The Programmes Manager of Ghana Integrity Initiative, Mary Addah, says the findings of the Auditor General’s report are not surprising at all.
According to her, the damning findings of the Auditor General have become commonplace year after year, and show no signs of stopping soon.
This, she has attributed to a weakness in the supervisory role of the Internal Audit Agency at the various levels of the state.
“It is not surprising that the Auditor General has come out with some of these damning findings. It is really what we continue to see over the years. And if you look at his analysis, he even presents a trend of sorts, and in the trends you’ll see some of the violations and infractions that also go to show that we have a lot of weaknesses when it comes to internal controls,” she said.
Suggesting solutions to Ghana’s age old problem, she called for transparency in the activities of state institutions and agencies and accountability.
However, she was very emphatic about the need for sanctions in the Auditor General’s reports to recover lost resources and prosecute offenders to serve as a deterrent to other state officials.
The current Auditor General has shied away from prescribing surcharges and disallowances as part of his reports, a situation which has riled the ire of many anti-graft campaigners and organisations who say the absence of those indirectly contribute to the impunity that is being witnessed in the state machinery.
“And so you would realize that people do things and they get away with them.
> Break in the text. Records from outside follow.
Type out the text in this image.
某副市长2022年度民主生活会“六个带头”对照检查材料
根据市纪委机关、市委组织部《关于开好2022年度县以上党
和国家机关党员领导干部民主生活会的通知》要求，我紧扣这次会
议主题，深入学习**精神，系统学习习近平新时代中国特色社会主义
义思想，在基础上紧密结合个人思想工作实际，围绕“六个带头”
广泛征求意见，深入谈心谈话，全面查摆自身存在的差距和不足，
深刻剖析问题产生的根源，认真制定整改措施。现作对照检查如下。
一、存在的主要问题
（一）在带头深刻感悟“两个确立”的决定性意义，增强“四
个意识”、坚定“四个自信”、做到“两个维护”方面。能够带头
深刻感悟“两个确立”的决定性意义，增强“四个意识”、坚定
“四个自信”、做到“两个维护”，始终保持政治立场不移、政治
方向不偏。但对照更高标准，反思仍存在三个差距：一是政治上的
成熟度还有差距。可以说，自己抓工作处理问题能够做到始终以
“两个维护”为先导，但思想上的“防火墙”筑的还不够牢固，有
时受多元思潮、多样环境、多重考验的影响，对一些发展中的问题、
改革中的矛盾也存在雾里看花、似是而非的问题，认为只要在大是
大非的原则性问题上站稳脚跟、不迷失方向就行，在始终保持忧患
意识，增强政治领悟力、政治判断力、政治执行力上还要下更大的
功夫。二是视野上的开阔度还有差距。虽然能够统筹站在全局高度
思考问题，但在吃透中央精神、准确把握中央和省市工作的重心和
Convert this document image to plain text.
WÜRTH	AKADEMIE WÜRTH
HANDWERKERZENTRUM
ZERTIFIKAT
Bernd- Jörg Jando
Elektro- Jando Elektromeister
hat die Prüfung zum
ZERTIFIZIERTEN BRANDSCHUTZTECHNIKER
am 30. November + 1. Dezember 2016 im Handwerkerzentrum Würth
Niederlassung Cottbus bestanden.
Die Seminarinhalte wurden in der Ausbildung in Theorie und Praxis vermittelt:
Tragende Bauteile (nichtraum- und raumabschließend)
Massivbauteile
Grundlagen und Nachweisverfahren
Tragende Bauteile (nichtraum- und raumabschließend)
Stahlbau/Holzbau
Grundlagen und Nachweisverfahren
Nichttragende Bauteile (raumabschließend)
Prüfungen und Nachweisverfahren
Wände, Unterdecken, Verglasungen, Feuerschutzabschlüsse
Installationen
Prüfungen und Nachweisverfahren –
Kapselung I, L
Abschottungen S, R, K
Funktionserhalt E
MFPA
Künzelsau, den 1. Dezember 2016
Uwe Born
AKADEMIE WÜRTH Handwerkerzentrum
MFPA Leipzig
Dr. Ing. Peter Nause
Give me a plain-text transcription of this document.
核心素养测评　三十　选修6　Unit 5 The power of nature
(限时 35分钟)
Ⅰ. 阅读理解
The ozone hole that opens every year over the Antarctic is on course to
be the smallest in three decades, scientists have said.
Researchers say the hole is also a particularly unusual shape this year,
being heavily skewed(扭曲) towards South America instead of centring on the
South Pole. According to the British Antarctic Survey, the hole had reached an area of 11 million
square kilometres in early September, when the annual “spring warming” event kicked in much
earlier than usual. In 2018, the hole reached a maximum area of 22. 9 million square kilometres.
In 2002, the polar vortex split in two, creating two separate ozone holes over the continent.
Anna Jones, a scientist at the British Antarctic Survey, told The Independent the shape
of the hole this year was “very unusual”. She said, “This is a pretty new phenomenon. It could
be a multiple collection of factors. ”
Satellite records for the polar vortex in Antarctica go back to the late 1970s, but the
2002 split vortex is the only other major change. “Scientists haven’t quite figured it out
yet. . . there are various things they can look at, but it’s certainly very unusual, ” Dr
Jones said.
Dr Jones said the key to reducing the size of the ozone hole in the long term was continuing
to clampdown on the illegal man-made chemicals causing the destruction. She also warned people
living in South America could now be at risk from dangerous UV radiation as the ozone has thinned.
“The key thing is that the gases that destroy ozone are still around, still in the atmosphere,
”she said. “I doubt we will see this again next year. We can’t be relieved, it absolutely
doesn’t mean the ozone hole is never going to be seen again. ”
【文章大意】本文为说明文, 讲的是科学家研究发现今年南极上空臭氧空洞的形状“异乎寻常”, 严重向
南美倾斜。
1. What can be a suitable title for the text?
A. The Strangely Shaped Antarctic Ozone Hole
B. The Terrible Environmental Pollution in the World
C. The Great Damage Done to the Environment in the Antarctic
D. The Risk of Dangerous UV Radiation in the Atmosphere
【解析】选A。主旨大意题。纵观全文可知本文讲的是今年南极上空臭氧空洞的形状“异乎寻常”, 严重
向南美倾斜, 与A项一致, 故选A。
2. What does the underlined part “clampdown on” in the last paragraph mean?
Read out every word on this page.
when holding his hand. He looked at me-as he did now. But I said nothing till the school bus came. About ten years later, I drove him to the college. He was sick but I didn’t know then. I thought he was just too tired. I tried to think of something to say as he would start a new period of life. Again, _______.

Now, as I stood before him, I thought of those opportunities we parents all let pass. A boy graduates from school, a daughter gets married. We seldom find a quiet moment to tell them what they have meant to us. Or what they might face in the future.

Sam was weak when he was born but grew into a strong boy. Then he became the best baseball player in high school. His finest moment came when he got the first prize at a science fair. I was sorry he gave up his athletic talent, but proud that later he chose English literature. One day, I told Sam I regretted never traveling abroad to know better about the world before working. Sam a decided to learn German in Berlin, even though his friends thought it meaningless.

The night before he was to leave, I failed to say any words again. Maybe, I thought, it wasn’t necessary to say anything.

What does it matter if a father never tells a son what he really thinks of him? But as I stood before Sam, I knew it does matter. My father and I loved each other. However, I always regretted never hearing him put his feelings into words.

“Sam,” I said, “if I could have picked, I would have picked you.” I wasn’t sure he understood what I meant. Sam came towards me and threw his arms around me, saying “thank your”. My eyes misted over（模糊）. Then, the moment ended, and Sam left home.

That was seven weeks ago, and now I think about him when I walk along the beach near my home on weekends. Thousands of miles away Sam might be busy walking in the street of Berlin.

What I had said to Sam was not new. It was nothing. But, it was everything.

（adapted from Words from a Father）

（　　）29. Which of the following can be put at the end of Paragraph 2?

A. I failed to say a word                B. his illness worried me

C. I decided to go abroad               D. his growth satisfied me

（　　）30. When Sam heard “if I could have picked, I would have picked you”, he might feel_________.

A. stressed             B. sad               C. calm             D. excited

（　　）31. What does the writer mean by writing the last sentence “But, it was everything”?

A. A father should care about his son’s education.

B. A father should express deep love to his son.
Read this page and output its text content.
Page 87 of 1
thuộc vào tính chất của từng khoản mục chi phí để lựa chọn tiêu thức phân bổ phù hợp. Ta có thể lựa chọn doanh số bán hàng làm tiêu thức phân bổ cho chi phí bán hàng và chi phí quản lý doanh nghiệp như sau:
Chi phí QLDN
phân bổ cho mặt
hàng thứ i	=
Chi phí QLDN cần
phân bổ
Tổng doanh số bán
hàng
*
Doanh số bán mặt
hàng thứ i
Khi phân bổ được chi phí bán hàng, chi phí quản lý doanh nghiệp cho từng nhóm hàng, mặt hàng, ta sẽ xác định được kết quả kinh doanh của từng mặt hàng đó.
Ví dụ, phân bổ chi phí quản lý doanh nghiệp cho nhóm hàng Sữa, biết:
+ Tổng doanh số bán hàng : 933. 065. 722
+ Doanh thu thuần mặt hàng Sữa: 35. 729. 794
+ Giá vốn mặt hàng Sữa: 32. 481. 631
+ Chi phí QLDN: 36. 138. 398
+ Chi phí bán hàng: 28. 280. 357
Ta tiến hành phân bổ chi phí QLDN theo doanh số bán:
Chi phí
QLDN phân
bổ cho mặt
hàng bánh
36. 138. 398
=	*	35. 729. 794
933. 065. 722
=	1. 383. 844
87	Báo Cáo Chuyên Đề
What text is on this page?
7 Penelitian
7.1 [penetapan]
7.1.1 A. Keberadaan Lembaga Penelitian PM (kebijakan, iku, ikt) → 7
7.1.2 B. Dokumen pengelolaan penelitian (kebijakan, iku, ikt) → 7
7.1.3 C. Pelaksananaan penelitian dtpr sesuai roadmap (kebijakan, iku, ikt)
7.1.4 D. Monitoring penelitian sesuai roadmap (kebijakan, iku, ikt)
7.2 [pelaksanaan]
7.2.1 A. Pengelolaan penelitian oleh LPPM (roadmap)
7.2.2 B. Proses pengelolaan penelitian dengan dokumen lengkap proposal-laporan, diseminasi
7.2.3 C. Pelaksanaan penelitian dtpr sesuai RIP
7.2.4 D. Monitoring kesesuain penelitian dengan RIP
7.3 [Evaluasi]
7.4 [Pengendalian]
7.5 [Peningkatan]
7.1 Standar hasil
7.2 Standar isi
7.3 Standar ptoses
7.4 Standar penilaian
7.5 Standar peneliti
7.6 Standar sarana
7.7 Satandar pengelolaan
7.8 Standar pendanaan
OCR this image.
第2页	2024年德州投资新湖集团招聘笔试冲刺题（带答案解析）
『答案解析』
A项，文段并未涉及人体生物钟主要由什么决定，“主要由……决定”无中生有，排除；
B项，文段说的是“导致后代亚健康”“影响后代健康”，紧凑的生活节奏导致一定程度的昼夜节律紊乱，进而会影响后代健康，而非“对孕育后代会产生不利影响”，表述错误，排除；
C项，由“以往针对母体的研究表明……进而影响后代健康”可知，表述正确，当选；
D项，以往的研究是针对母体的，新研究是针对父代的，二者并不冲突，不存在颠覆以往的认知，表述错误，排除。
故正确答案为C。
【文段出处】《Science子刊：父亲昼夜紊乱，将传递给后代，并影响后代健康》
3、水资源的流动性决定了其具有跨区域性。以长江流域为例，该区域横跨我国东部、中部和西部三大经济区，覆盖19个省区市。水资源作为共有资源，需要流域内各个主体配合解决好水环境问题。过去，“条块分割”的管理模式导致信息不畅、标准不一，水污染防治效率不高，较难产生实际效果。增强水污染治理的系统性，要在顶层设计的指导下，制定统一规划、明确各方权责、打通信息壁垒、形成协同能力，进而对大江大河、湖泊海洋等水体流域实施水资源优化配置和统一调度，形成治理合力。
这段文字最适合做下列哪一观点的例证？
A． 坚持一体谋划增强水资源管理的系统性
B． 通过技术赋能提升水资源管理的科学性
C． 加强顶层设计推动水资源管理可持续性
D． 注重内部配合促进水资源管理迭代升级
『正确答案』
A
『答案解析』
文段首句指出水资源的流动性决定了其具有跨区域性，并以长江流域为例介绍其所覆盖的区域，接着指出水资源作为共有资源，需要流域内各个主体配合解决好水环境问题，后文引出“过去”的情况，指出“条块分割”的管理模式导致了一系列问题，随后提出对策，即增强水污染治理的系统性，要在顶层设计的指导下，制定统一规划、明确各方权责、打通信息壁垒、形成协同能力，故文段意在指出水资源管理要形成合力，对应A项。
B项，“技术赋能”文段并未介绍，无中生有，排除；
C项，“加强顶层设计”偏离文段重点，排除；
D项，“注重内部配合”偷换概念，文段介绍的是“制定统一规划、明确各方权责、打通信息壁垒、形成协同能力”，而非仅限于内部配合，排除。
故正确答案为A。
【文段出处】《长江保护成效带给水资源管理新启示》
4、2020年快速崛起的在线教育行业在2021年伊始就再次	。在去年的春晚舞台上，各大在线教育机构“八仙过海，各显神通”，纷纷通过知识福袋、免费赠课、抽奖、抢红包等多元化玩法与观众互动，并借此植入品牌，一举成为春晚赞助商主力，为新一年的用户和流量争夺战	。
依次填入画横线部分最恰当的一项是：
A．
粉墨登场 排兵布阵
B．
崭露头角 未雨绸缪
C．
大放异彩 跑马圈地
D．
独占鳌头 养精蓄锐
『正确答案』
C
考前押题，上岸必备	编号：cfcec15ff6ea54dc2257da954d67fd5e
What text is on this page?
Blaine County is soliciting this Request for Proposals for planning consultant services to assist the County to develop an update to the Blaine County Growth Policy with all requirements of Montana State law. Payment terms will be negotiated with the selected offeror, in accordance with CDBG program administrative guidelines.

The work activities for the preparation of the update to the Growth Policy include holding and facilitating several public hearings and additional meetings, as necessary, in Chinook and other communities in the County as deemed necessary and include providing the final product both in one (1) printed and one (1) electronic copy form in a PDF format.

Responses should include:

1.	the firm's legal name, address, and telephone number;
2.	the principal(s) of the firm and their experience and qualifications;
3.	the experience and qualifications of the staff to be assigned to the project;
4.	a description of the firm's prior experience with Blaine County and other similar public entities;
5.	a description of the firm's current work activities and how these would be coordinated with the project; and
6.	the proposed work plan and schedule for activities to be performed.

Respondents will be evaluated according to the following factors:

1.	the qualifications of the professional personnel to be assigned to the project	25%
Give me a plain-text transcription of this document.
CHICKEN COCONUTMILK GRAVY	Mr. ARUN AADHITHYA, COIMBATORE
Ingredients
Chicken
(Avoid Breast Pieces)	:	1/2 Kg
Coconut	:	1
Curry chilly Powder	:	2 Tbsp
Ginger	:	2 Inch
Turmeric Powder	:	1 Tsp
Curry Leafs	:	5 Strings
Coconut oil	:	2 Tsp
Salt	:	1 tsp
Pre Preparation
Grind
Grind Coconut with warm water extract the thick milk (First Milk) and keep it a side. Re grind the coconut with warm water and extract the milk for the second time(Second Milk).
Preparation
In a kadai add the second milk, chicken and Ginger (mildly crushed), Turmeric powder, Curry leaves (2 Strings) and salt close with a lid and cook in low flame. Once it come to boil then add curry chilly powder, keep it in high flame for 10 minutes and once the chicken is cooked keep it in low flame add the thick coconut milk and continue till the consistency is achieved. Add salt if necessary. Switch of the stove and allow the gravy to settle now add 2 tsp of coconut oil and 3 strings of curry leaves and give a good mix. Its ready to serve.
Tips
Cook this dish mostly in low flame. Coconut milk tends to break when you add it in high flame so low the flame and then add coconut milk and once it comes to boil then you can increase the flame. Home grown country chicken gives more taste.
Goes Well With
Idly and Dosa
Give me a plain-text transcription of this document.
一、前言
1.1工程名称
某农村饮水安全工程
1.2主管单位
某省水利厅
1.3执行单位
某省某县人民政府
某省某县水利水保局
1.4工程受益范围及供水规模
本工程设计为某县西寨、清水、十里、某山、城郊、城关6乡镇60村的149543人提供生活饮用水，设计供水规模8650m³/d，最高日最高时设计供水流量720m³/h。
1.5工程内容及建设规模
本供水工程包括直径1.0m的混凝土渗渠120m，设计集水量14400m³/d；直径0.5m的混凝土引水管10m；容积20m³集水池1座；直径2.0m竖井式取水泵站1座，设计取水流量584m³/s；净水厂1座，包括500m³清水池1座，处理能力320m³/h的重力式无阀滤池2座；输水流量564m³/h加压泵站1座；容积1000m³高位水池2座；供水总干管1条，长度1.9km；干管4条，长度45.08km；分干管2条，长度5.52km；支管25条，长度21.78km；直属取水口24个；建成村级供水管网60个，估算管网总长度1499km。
The political will to ensure that people are sanctioned for their inactions is not there. And you’d realize that the Auditor General’s report comes out with recommendations such as ‘and I recommend that the head of entity put in place mechanisms to recover the money’. Excuse me, that is not enough.
“It is seriously inadequate. When the Auditor General has powers to disallow, he has powers to surcharge; he has powers to ensure that whatever he wants done to recover these monies is done within the law.
“So for us we believe that because people are not sanctioned enough and it’s not just by the Auditor General, it’s also at the official level when it comes to the audit committee …because we have audit committees that have been constituted that are supposed to ensure that some sanctions are meted out to people who have been cited in this report,” she said.
She further urged Parliament to sit up and deal with the backlog of Auditor General’s reports at the Public Accounts Committee in order to bring the necessary accountability and sanctions needed.
“Again, let me say that Parliament’s role in all of this, Murtala has been speaking eloquently about it, but then the delay in some of the hearings, he says they’re now doing 2019. Of course, that is the rhetoric we have also heard from Parliament over time.
“And so that time line as well is not too good for the promotion of sunlight and accountability and also sanctions. Then it sometimes happens that people move on, people transition and then it becomes difficult to even track who was the culprit in this case. So the Parliament as well as the Public Accounts Committee needs to sit up.”